(warning) The Data Prep (Paxata) documentation is now available on the DataRobot public documentation site. See the Data Prep section for user documentation and connector information. After the 2021.2 SP1 release, the content on this site will be removed and replaced with a link to the DataRobot public documentation site.

Paxata Connector Setup Overview

What are Paxata Connectors?

Every story at Paxata starts and ends with Connectors. Being able to do Data Preparation is only valuable if you can get the data you need to prep and then can send that data where you need it after it’s been prepped. Paxata Connectors are the tools for getting data into and out of Paxata.

Benefits of Paxata Connectors

Business-User-Friendly Data Access

Accessing data on disparate systems isn’t very complicated for coders; most databases, file stores, web services, etc have well-developed, code-friendly interfaces that adhere to industry standards. 

Data Integration is Hard for Non-coding Users

At Paxata, we’ve devoted a lot of resources to tackling this problem and opening up as many data sources as possible to non-coding users. 

  • As one user shared with us, before Paxata, “Data on Hadoop is as good as data on the moon”.
  • Our goal is that a business analyst (non-coding user) can access any data in the organization they are authorized to use.

Browsing vs. Querying

One core aspect of enabling non-coding users is the browsing interface. Where other data prep or ETL solutions rely on SQL queries, every data source in Paxata can be browsed and data can be imported with clicks. 

Control & Governance

The business environment is significantly more fluid than IT infrastructure typically accommodates, but still, certain people should only have access to certain information and should only be able to send that information to certain places. The Connector framework allows large and complex organizations to ensure users can access only the information granted to them and can be configured simply for smaller organizations where speed and self-service are a priority.
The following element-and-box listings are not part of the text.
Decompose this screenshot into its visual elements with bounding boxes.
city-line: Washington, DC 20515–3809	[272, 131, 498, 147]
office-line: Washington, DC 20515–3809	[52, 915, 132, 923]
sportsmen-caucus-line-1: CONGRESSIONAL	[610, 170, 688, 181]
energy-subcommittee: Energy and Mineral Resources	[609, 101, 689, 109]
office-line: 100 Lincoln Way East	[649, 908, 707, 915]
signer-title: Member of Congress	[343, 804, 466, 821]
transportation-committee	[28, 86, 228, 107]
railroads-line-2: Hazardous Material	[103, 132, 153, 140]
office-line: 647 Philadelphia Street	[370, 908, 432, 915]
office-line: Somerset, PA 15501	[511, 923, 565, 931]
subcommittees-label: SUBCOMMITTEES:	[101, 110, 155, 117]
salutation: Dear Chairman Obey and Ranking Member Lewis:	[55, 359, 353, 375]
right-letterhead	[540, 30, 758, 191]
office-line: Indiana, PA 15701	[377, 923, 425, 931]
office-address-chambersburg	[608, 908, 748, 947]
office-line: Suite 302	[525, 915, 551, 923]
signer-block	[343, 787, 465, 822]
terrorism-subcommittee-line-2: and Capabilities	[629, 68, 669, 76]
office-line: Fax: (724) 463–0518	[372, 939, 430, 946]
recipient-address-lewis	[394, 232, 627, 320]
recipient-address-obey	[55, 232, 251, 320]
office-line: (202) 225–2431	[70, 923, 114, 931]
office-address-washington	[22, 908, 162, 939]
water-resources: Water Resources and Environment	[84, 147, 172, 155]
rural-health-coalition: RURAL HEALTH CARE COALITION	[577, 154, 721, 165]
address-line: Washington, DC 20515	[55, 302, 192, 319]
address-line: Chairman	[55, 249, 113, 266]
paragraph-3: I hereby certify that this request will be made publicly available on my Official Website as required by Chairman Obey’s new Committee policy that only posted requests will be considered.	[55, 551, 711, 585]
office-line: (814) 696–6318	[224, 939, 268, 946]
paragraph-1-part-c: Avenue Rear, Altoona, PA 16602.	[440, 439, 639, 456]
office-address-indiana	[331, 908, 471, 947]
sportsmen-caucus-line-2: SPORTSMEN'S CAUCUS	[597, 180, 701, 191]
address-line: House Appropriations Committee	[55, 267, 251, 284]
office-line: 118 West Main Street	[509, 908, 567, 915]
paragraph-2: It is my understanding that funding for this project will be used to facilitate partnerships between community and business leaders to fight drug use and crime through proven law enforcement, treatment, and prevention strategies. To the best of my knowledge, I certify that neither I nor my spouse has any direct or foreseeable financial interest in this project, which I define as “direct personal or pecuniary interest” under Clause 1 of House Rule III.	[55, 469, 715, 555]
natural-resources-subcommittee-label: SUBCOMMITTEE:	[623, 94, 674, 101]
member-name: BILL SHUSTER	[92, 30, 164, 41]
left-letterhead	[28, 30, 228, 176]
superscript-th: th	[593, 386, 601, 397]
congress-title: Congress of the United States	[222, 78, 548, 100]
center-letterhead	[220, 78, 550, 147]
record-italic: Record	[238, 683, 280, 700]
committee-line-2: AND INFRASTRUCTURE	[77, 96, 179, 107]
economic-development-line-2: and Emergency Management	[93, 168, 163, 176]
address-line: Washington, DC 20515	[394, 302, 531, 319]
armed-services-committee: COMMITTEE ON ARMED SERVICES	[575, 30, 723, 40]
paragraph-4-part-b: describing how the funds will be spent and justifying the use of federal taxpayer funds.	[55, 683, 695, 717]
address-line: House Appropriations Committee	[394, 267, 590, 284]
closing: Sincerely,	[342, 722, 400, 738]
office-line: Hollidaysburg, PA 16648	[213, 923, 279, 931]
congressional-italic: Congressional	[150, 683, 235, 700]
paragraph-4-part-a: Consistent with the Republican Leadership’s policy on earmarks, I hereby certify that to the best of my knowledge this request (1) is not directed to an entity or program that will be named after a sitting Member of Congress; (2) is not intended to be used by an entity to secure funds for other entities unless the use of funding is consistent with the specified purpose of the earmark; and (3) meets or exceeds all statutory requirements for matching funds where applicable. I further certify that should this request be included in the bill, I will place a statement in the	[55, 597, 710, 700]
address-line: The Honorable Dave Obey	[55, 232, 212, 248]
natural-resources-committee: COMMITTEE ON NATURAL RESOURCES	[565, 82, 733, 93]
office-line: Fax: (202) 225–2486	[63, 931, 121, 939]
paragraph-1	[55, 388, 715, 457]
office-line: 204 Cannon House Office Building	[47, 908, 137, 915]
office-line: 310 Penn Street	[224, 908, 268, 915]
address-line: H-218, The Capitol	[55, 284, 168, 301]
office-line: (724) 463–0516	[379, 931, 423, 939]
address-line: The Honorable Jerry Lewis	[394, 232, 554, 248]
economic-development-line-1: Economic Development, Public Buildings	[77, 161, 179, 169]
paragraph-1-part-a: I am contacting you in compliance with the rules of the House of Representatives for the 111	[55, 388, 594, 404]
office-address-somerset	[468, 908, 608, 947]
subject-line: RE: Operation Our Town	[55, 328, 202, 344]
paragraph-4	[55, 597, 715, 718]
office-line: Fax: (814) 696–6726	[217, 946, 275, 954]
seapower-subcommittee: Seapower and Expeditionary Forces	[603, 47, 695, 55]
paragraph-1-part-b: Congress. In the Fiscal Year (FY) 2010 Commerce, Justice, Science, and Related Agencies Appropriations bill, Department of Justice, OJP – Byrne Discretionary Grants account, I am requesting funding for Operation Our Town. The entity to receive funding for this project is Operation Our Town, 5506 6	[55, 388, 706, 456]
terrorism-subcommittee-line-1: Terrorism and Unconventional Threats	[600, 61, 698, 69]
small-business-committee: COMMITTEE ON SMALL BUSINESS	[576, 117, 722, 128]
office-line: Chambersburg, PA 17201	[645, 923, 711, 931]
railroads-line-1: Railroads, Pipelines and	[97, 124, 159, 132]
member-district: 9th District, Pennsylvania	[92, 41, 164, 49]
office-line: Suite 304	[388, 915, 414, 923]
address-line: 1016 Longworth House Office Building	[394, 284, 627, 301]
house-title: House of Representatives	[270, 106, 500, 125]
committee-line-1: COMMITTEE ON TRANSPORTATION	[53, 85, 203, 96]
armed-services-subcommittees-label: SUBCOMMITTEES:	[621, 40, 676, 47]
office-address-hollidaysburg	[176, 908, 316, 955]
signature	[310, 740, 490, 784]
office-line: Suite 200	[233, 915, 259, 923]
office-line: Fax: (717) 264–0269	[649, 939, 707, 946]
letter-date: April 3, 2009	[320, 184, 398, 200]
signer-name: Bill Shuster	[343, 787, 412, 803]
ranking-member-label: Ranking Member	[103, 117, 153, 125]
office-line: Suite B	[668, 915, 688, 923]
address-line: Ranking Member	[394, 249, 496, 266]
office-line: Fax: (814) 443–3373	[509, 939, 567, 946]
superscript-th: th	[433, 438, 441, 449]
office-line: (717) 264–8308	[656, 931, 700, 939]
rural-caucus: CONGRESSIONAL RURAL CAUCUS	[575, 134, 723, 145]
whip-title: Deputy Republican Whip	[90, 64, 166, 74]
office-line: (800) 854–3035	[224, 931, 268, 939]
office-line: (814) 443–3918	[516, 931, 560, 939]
Setup of Paxata Connectors

Three Layers of Configuration

When setting up a Connector, there are three hierarchical levels of configuration, from highest to lowest: “Connector,” “Data Source,” and “Session.” If a field is filled out at a higher level, it won’t need to be filled out again downstream. Some fields may be alterable at a later stage, but that varies greatly across the Connectors. 

Connector Configuration:

This level is typically created and managed by an Admin or IT and it exists to:

  • Make a given Connector available to specific groups of users
  • Allow an administrator to enter information that users won’t know and/or that will be the same across all users/data sources that rely on the Connector Config.
  • It also allows an Admin to keep sensitive information secure from users who shouldn’t have access, e.g. an SSH Key.
Data Source Configuration:

This level is typically created and managed by either individual users or admins, depending on how access to the source system data is being managed and it exists to:

  • Contain all persistent configuration not already captured at the Connector Config level.
    • Typically, this includes everything except for user credentials supplied at runtime for a shared Data Source Config.
Session Configuration:

This level is almost exclusively managed by individual users or ignored if not required and it exists to:

  • Capture information at runtime of import/export.
    • Typically, this is limited to user credentials.

Sharing Controls

  • Connector & Data Source Configs can be shared with groups within your tenant.
  • These sharing controls also allow you to specify if members of the specified groups can Read, Update, or Delete the configuration and whether the users may perform imports and/or exports with the configuration.

Example Setups

The following are a few examples of business situations and how the Connector Framework can be set up to accommodate the needs of each team.

Example 1:

Business Situation: IT-managed SFTP Server authenticated by “SSH Key with Passphrase” where the key and passphrase are held by IT and several teams will need access to different directories.

Setup: 

  • Connector Config
    • IT will create one Connector Config and fill out SFTP Host & Port, SSH Key & Passphrase.
    • Sharing: None
  • Data Source Config
    • Create a new Data Source for each team, specify the appropriate Root Directory.
    • Sharing: Share each fully-configured Data Source as Read-only with the corresponding team and allow imports & exports if appropriate.
  • Session Config
    • N/A

Benefits of this approach:

  • If the credentials change, they only need to be managed in one place.
  • IT can manage credentials and keep them private from users.
  • Each team has the access they need without having to manage access control on the data source itself. 

Example 2: 

Business Situation: Admin managed Salesforce Org where each user should access only the information they have permissions for in Salesforce and each user will need to run automation jobs within Paxata.

Setup: 

  • Connector Config
    • The Salesforce Admin will create one Connector Config and fill out all relevant information except for User & Password
    • Sharing: Share this Config with each relevant group as Read-only
  • Data Source Config
    • Each user should create their own Data Source config and fill out just their credentials so their setup persists and can be used in automation jobs
    • Sharing: None
  • Session Config
    • N/A

Benefits of this approach:

  • Admin level setup is completed by the admin and each user must only enter their username and password, the information they should have readily available
  • Each user’s authorization is managed in Salesforce